One of the surest signs of a fatally corrupt regime is when the security forces start going into business for themselves. Cynicism has no higher calling.ARTICLE: "A Feared Force Roils Business in Iran: As hard-liners rise, shadowy Revolutionary Guard muscles in on airport and nabs energy deals," by Andrew Higgins, Wall Street Journal, 14 October 2006, p. A1.
The Chinese realized this years ago with the PLA, forcing them to get out of the vast majority of the businesses they had wormed their way into over the years, when funding was light from the central authorities.
Seeing such stuff pile up even faster than before makes less impressive all those arguments about the revolutionary fervor of the Ahmadinejad crowd. I mean, if they were gearing up for national suicide, why would they continue to be so busy making bucks?
None of this is new with the Guard. It's just gotten so much more brazen under Ahmadinejad thanks to our increasingly hard-line that's designed--of course--to weaken the very parts of the Iranian elite that we instead bolster:
The struggle for the leases and drilling rigs [where Iranian Guard-sponsored businesses are crowding out others] reveals an unintended consequence of U.S. foreign policy. In this case, instead of weakening Iran, America's efforts to squeeze the country ended up boosting the very hard-line forces there that the U.S. wants to curb.Unintended? Yes. Unforeseen? Not if you've tracked other countries where we've tried the route of sanctions--like Cuba.

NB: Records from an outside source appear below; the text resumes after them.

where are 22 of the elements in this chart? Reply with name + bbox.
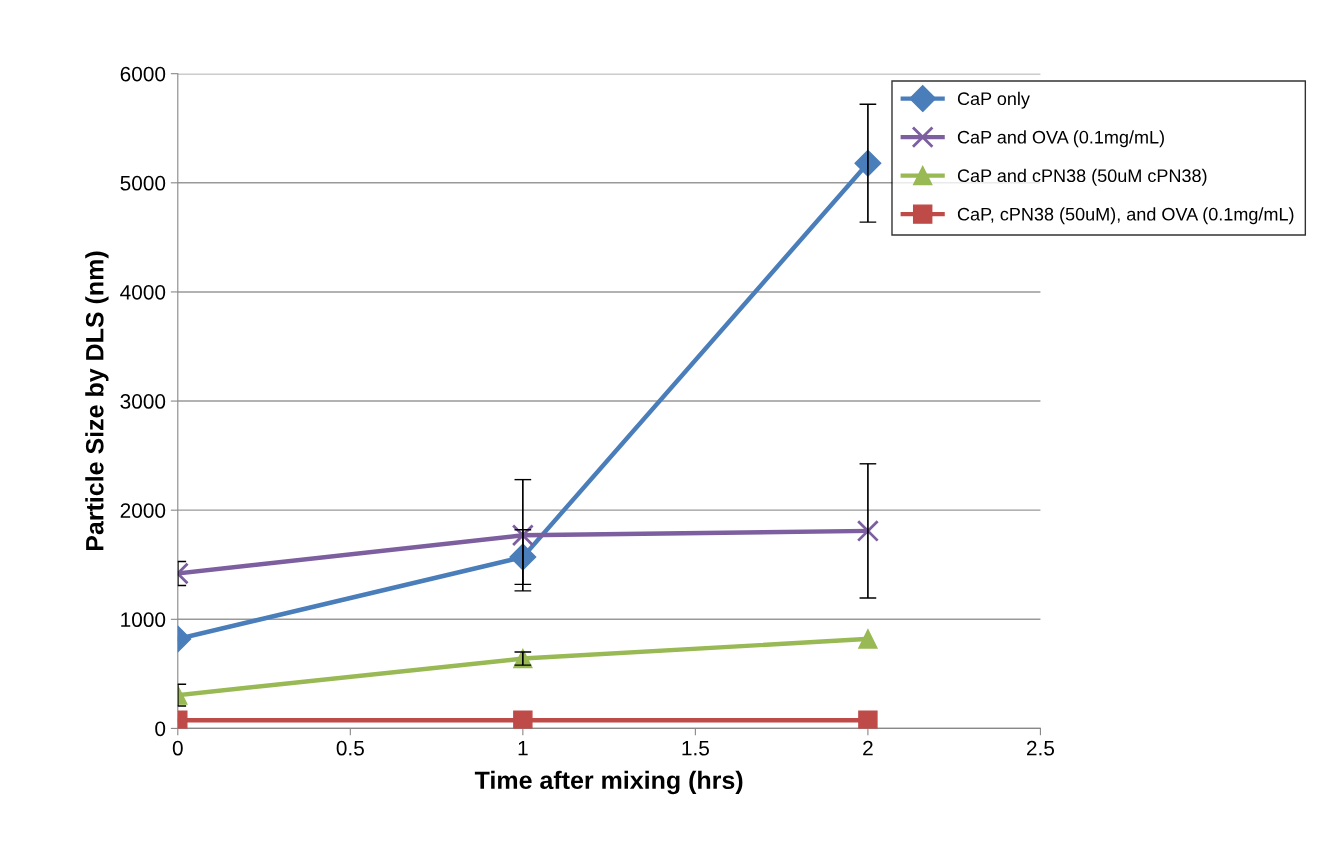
y-tick-label: 3000 bbox=[120, 394, 166, 409]
point bbox=[856, 519, 880, 543]
y-tick-label: 6000 bbox=[120, 66, 166, 82]
y-tick-label: 4000 bbox=[120, 284, 166, 300]
y-tick-label: 2000 bbox=[120, 503, 166, 518]
legend-label: CaP and cPN38 (50uM cPN38) bbox=[957, 168, 1207, 186]
y-tick-label: 5000 bbox=[120, 175, 166, 191]
point bbox=[858, 710, 878, 729]
y-tick-label: 0 bbox=[155, 721, 166, 737]
x-axis-title: Time after mixing (hrs) bbox=[474, 770, 743, 795]
x-tick-label: 2.5 bbox=[1027, 740, 1055, 756]
legend-label: CaP only bbox=[957, 91, 1030, 109]
y-axis-title: Particle Size by DLS (nm) bbox=[85, 251, 109, 551]
legend-label: CaP and OVA (0.1mg/mL) bbox=[957, 130, 1164, 148]
x-tick-label: 1 bbox=[518, 740, 528, 756]
y-tick-label: 1000 bbox=[121, 612, 166, 628]
x-tick-label: 2 bbox=[863, 740, 873, 756]
legend-label: CaP, cPN38 (50uM), and OVA (0.1mg/mL) bbox=[957, 207, 1294, 225]
x-tick-label: 0.5 bbox=[336, 740, 364, 756]
point bbox=[858, 629, 878, 649]
x-tick-label: 1.5 bbox=[682, 740, 709, 756]
x-tick-label: 0 bbox=[172, 740, 183, 756]
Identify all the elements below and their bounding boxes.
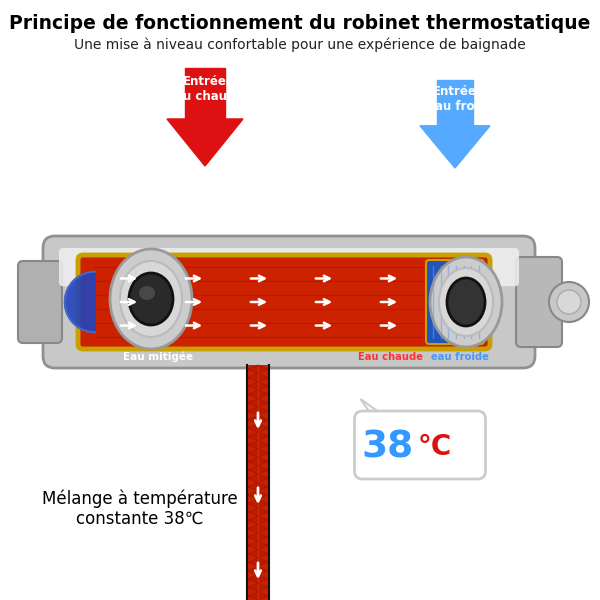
Polygon shape [247,449,269,457]
Polygon shape [185,68,225,119]
Polygon shape [247,524,269,533]
Polygon shape [247,533,269,541]
Polygon shape [247,566,269,575]
Ellipse shape [129,273,173,325]
Polygon shape [247,382,269,390]
FancyBboxPatch shape [18,261,62,343]
Polygon shape [247,491,269,499]
Polygon shape [247,550,269,558]
Text: Mélange à température: Mélange à température [42,490,238,509]
Polygon shape [247,407,269,415]
Polygon shape [247,373,269,382]
Polygon shape [247,558,269,566]
Polygon shape [247,432,269,440]
Text: Eau chaude: Eau chaude [358,352,423,362]
Polygon shape [247,466,269,474]
Polygon shape [247,415,269,424]
Text: constante 38℃: constante 38℃ [76,510,203,528]
Polygon shape [247,390,269,398]
FancyBboxPatch shape [78,255,490,349]
Ellipse shape [439,268,493,336]
Polygon shape [361,399,389,419]
Bar [247,365,269,600]
Polygon shape [247,440,269,449]
Text: eau froide: eau froide [431,352,489,362]
FancyBboxPatch shape [59,248,519,286]
Polygon shape [247,398,269,407]
Polygon shape [247,516,269,524]
Polygon shape [247,499,269,508]
Text: Principe de fonctionnement du robinet thermostatique: Principe de fonctionnement du robinet th… [10,14,590,33]
FancyBboxPatch shape [355,411,485,479]
FancyBboxPatch shape [426,260,484,344]
Ellipse shape [430,257,502,347]
Ellipse shape [447,278,485,326]
Circle shape [549,282,589,322]
Polygon shape [437,80,473,126]
Polygon shape [247,583,269,592]
Polygon shape [65,272,95,332]
Text: Une mise à niveau confortable pour une expérience de baignade: Une mise à niveau confortable pour une e… [74,38,526,52]
Text: 38: 38 [362,429,414,465]
Ellipse shape [110,249,192,349]
Polygon shape [420,126,490,168]
Polygon shape [247,457,269,466]
Text: °C: °C [418,433,452,461]
FancyBboxPatch shape [43,236,535,368]
Ellipse shape [139,286,155,300]
Polygon shape [247,474,269,482]
FancyBboxPatch shape [516,257,562,347]
Polygon shape [247,575,269,583]
Polygon shape [247,508,269,516]
Text: Entrée
eau chaude: Entrée eau chaude [167,76,243,103]
Ellipse shape [120,261,182,337]
Polygon shape [167,119,243,166]
Polygon shape [247,541,269,550]
Text: Entrée
d'eau froide: Entrée d'eau froide [415,85,495,113]
Polygon shape [247,592,269,600]
Polygon shape [247,365,269,373]
Polygon shape [247,424,269,432]
Circle shape [557,290,581,314]
Polygon shape [247,482,269,491]
Text: Eau mitigée: Eau mitigée [123,352,193,362]
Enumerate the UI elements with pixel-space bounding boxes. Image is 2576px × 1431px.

Sad to say, the piece included arguments from Bush officials to the effect that although the RG benefits now from the unintended integration of Iranian energy sectors created by our sanctions and economic isolation tactics, "they are also in the best position to persuade the regime that its current track will undermine the future of the Iranian people"... once the "real" pain of all this isolation takes effect.
Oy vey! Tell it to the Chinese and Russians and Indians.
The naivete of that mindset is stunning, and from Treasury to boot. Let the Guard consolidate their power and get richer in the meantime, and when the big pinch comes, they'll do our arguing for us.
I ask for empowering the masses from below with economic connectivity and let them do the talking regarding reform. But for that perspective, I am considered naive.
Meanwhile, our "realists" put their faith in the Revolutionary Guard to do the same?
Can our strategic thinking on Iran get any more bankrupt?
Yes, yes. Letting the RG get richer will curb the regime's support for terrorism in the region. Buy that and I've got an undamaged oil rig to sell you off the coast of Louisiana.
Our strategy of keeping Iran disconnected gets us what? Further concentration of the economic and political power in the hands of the hard-liners--and a bomb we cannot prevent.
But of course, stay the course. What else can be done in the final two years of this post-presidency?